L'ordonnance de clôture a été rendue le 10 octobre 2023.
Pour le surplus de l'exposé des moyens des parties au soutien de leurs prétentions il est renvoyé à leurs conclusions visées ci-dessus par application des dispositions de l'article 455 du code de procédure civile.
MOTIFS DE LA DÉCISION
SUR LA RÉGULARITÉ DE L'ASSIGNATION INTRODUCTIVE D'INSTANCE
M. [W] invoque la nullité de l'acte introductif d'instance, et partant de la procédure subséquente, au motif que l'adresse à laquelle l'acte lui a été signifié correspondait à celle de son épouse dont il est séparé depuis plusieurs années, son adresse actuelle dans le Rhône, étant au demeurant parfaitement connue de l'employeur.
Il indique à cet égard, que cette adresse domiciliaire dans le Rhône est attestée par son acte de mariage, les courriers que lui adressent les organismes administratifs (CPAM), mais aussi son contrat de travail. Il affirme aussi que cette adresse rhodanienne correspond à celle utilisée dans le cadre de la précédente procédure de licenciement en 2016, et à celle figurant dans la base de données de l'association.
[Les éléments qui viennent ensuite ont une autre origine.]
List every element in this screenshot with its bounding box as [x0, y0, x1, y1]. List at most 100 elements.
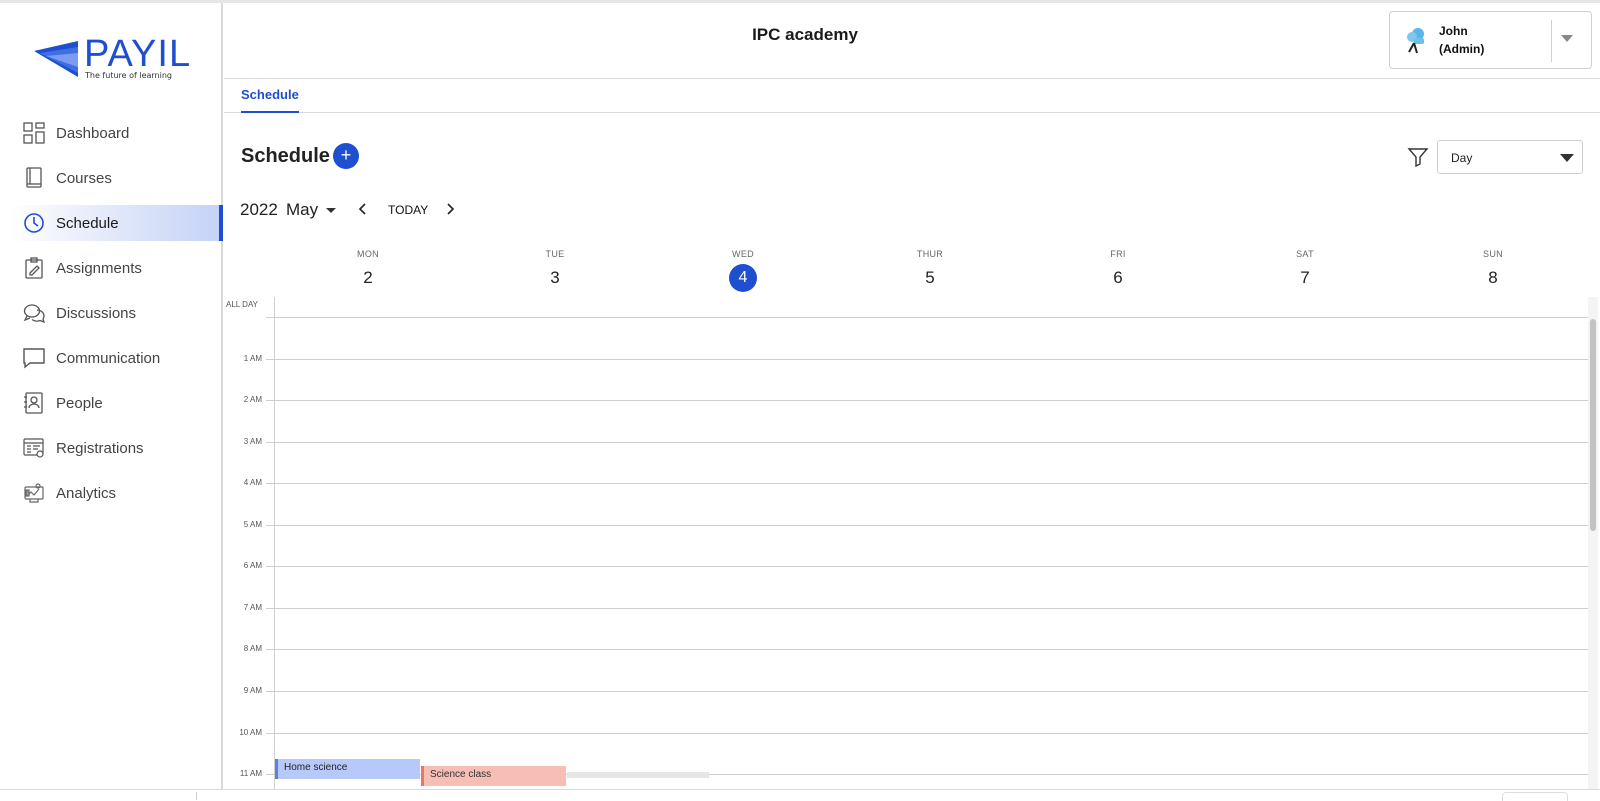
sidebar-item-label: Dashboard: [56, 124, 130, 142]
day-name: FRI: [1110, 249, 1126, 259]
user-menu[interactable]: John (Admin): [1389, 11, 1592, 69]
schedule-heading: Schedule: [241, 145, 330, 167]
filter-icon[interactable]: [1407, 146, 1429, 168]
bottom-bar: [0, 789, 1600, 801]
sidebar: PAYIL The future of learning Dashboard C…: [0, 3, 223, 789]
clipboard-pencil-icon: [22, 256, 46, 280]
sidebar-item-registrations[interactable]: Registrations: [10, 430, 223, 466]
add-event-button[interactable]: +: [333, 143, 359, 169]
time-label: 9 AM: [243, 686, 262, 695]
time-label: 11 AM: [239, 769, 262, 778]
sidebar-item-label: Courses: [56, 169, 112, 187]
sidebar-item-people[interactable]: People: [10, 385, 223, 421]
book-icon: [22, 166, 46, 190]
day-name: MON: [357, 249, 379, 259]
event-title: Science class: [430, 769, 492, 780]
scrollbar-thumb[interactable]: [1590, 319, 1596, 531]
message-square-icon: [22, 346, 46, 370]
sidebar-item-label: Analytics: [56, 484, 117, 502]
day-name: TUE: [545, 249, 565, 259]
day-number: 2: [363, 268, 373, 287]
day-header-wed[interactable]: WED 4: [703, 249, 783, 292]
app-root: PAYIL The future of learning Dashboard C…: [0, 0, 1600, 801]
day-header-sat[interactable]: SAT 7: [1265, 249, 1345, 292]
time-label: 4 AM: [243, 478, 262, 487]
page-title: IPC academy: [752, 25, 858, 44]
sidebar-item-label: Communication: [56, 349, 161, 367]
day-header-thur[interactable]: THUR 5: [890, 249, 970, 292]
grid-divider: [274, 297, 275, 789]
sidebar-nav: Dashboard Courses Schedule Assignments D…: [10, 115, 223, 520]
logo-text: PAYIL: [84, 33, 192, 75]
view-select-value: Day: [1451, 151, 1473, 165]
month-label[interactable]: May: [286, 200, 318, 220]
event-science-class[interactable]: Science class: [421, 766, 566, 786]
day-name: WED: [732, 249, 754, 259]
tab-bar: Schedule: [224, 79, 1600, 113]
time-label: 2 AM: [243, 395, 262, 404]
time-label: 10 AM: [239, 728, 262, 737]
grid-line: [266, 608, 1592, 609]
vertical-scrollbar[interactable]: [1588, 297, 1598, 789]
grid-line: [266, 317, 1592, 318]
registration-form-icon: [22, 436, 46, 460]
sidebar-item-dashboard[interactable]: Dashboard: [10, 115, 223, 151]
caret-down-icon: [1560, 154, 1574, 162]
payil-logo[interactable]: PAYIL The future of learning: [34, 33, 194, 83]
today-button[interactable]: TODAY: [388, 203, 428, 217]
chevron-right-icon[interactable]: [443, 201, 457, 217]
contact-book-icon: [22, 391, 46, 415]
sidebar-item-analytics[interactable]: Analytics: [10, 475, 223, 511]
day-number: 5: [925, 268, 935, 287]
event-home-science[interactable]: Home science: [275, 759, 420, 779]
time-label: 6 AM: [243, 561, 262, 570]
event-title: Home science: [284, 762, 348, 773]
day-header-fri[interactable]: FRI 6: [1078, 249, 1158, 292]
user-name: John: [1439, 24, 1468, 38]
day-number: 6: [1113, 268, 1123, 287]
day-name: SAT: [1296, 249, 1314, 259]
event-partial[interactable]: [567, 772, 709, 778]
sidebar-item-assignments[interactable]: Assignments: [10, 250, 223, 286]
day-header-tue[interactable]: TUE 3: [515, 249, 595, 292]
day-number: 3: [550, 268, 560, 287]
sidebar-item-courses[interactable]: Courses: [10, 160, 223, 196]
logo-tagline: The future of learning: [85, 71, 172, 80]
sidebar-item-label: Discussions: [56, 304, 137, 322]
user-role: (Admin): [1439, 42, 1485, 56]
month-dropdown-icon[interactable]: [326, 208, 336, 213]
day-number: 8: [1488, 268, 1498, 287]
day-header-mon[interactable]: MON 2: [328, 249, 408, 292]
grid-line: [266, 691, 1592, 692]
clock-icon: [22, 211, 46, 235]
day-name: SUN: [1483, 249, 1503, 259]
chevron-left-icon[interactable]: [356, 201, 370, 217]
time-label: 3 AM: [243, 437, 262, 446]
user-name-block: John (Admin): [1439, 22, 1484, 58]
sidebar-item-schedule[interactable]: Schedule: [10, 205, 223, 241]
all-day-label: ALL DAY: [226, 300, 259, 309]
time-grid[interactable]: ALL DAY 1 AM 2 AM 3 AM 4 AM 5 AM 6 AM 7 …: [224, 297, 1600, 789]
bottom-divider: [196, 792, 197, 800]
grid-line: [266, 442, 1592, 443]
time-label: 1 AM: [243, 354, 262, 363]
user-menu-divider: [1551, 20, 1552, 62]
grid-line: [266, 733, 1592, 734]
caret-down-icon[interactable]: [1561, 35, 1573, 42]
tab-schedule[interactable]: Schedule: [241, 79, 299, 113]
day-name: THUR: [916, 249, 944, 259]
grid-line: [266, 525, 1592, 526]
top-header: IPC academy John (Admin): [224, 3, 1600, 79]
view-select[interactable]: Day: [1437, 140, 1583, 174]
bottom-button[interactable]: [1502, 792, 1568, 801]
sidebar-item-label: Assignments: [56, 259, 142, 277]
chat-bubbles-icon: [22, 301, 46, 325]
day-number-today: 4: [729, 264, 757, 292]
dashboard-icon: [22, 121, 46, 145]
day-header-sun[interactable]: SUN 8: [1453, 249, 1533, 292]
sidebar-item-label: Registrations: [56, 439, 144, 457]
sidebar-item-discussions[interactable]: Discussions: [10, 295, 223, 331]
grid-line: [266, 359, 1592, 360]
grid-line: [266, 483, 1592, 484]
sidebar-item-communication[interactable]: Communication: [10, 340, 223, 376]
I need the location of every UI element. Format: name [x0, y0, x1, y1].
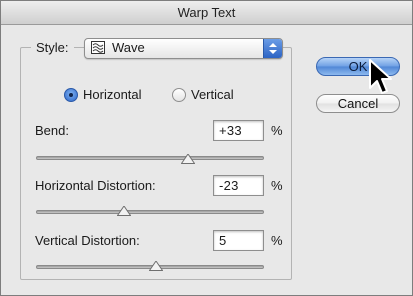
- horizontal-distortion-unit: %: [271, 178, 283, 193]
- vertical-distortion-label: Vertical Distortion:: [35, 233, 140, 248]
- bend-slider-thumb[interactable]: [180, 154, 195, 164]
- horizontal-distortion-value: -23: [219, 178, 239, 193]
- style-dropdown[interactable]: Wave: [84, 38, 283, 59]
- radio-vertical-label: Vertical: [191, 87, 234, 102]
- horizontal-distortion-slider-thumb[interactable]: [116, 206, 131, 216]
- horizontal-distortion-input[interactable]: -23: [213, 175, 264, 196]
- vertical-distortion-unit: %: [271, 233, 283, 248]
- vertical-distortion-value: 5: [219, 233, 227, 248]
- style-label: Style:: [31, 40, 74, 56]
- bend-unit: %: [271, 123, 283, 138]
- cancel-button[interactable]: Cancel: [316, 94, 400, 113]
- wave-icon: [91, 41, 105, 54]
- radio-button-unselected[interactable]: [172, 88, 186, 102]
- window-title: Warp Text: [1, 1, 412, 25]
- bend-input[interactable]: +33: [213, 120, 264, 141]
- vertical-distortion-slider-thumb[interactable]: [148, 261, 163, 271]
- vertical-distortion-input[interactable]: 5: [213, 230, 264, 251]
- style-selected-value: Wave: [112, 40, 145, 55]
- dropdown-arrows[interactable]: [263, 39, 282, 58]
- radio-button-selected[interactable]: [64, 88, 78, 102]
- up-down-arrows-icon: [269, 43, 277, 54]
- bend-label: Bend:: [35, 123, 69, 138]
- mouse-pointer-icon: [369, 59, 392, 94]
- warp-text-dialog: Warp Text Style: Wave Horizontal Vertica…: [0, 0, 413, 296]
- horizontal-distortion-slider-track[interactable]: [36, 210, 264, 214]
- bend-slider-track[interactable]: [36, 156, 264, 160]
- horizontal-distortion-label: Horizontal Distortion:: [35, 178, 156, 193]
- radio-horizontal-label: Horizontal: [83, 87, 142, 102]
- bend-value: +33: [219, 123, 242, 138]
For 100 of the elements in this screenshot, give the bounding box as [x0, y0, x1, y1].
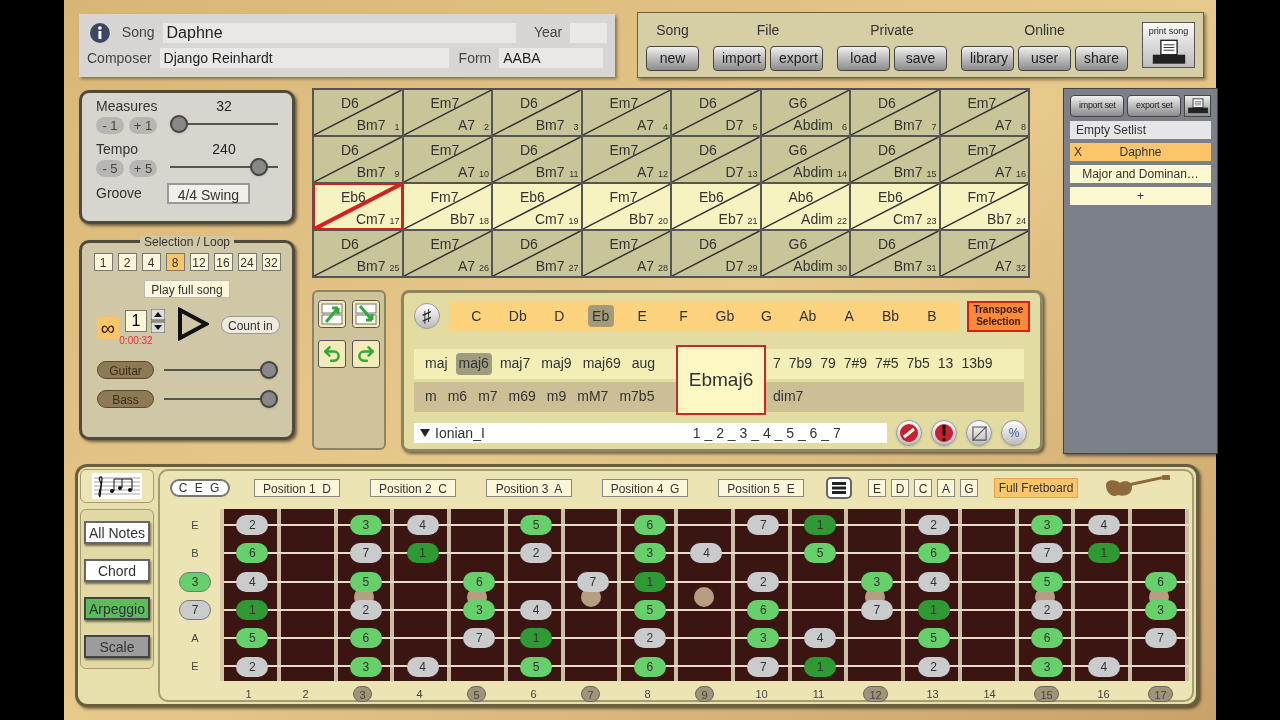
display-mode-button[interactable]: Arpeggio	[84, 596, 150, 620]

L'article 114 du code de procédure civile dispose qu'aucun acte de procédure ne peut être déclaré nul pour vice de forme si la nullité n'en est pas expressément prévue par la loi, sauf en cas d'inobservation d'une formalité substantielle ou d'ordre public.
La nullité ne peut être prononcée qu'à charge pour l'adversaire qui l'invoque de prouver le grief que lui cause l'irrégularité, même lorsqu'il s'agit d'une formalité substantielle ou d'ordre public.
L'article 656 du code de procédure civile dispose quant à lui que si personne ne peut ou ne veut recevoir la copie de l'acte et s'il résulte des vérifications faites par l'huissier de justice, dont il sera fait mention dans l'acte de signification, que le destinataire demeure bien à l'adresse indiquée, la signification est faite à domicile. Dans ce cas, l'huissier de justice laisse au domicile ou à la résidence de celui-ci un avis de passage conforme aux prescriptions du dernier alinéa de l'article 655. Cet avis mentionne, en outre, que la copie de l'acte doit être retirée dans le plus bref délai à l'étude de l'huissier de justice, contre récépissé ou émargement, par l'intéressé ou par toute personne spécialement mandatée.
La copie de l'acte est conservée à l'étude pendant trois mois. Passé ce délai, l'huissier de justice en est déchargé.
L'huissier de justice peut, à la demande du destinataire, transmettre la copie de l'acte à une autre étude où celui-ci pourra le retirer dans les mêmes conditions.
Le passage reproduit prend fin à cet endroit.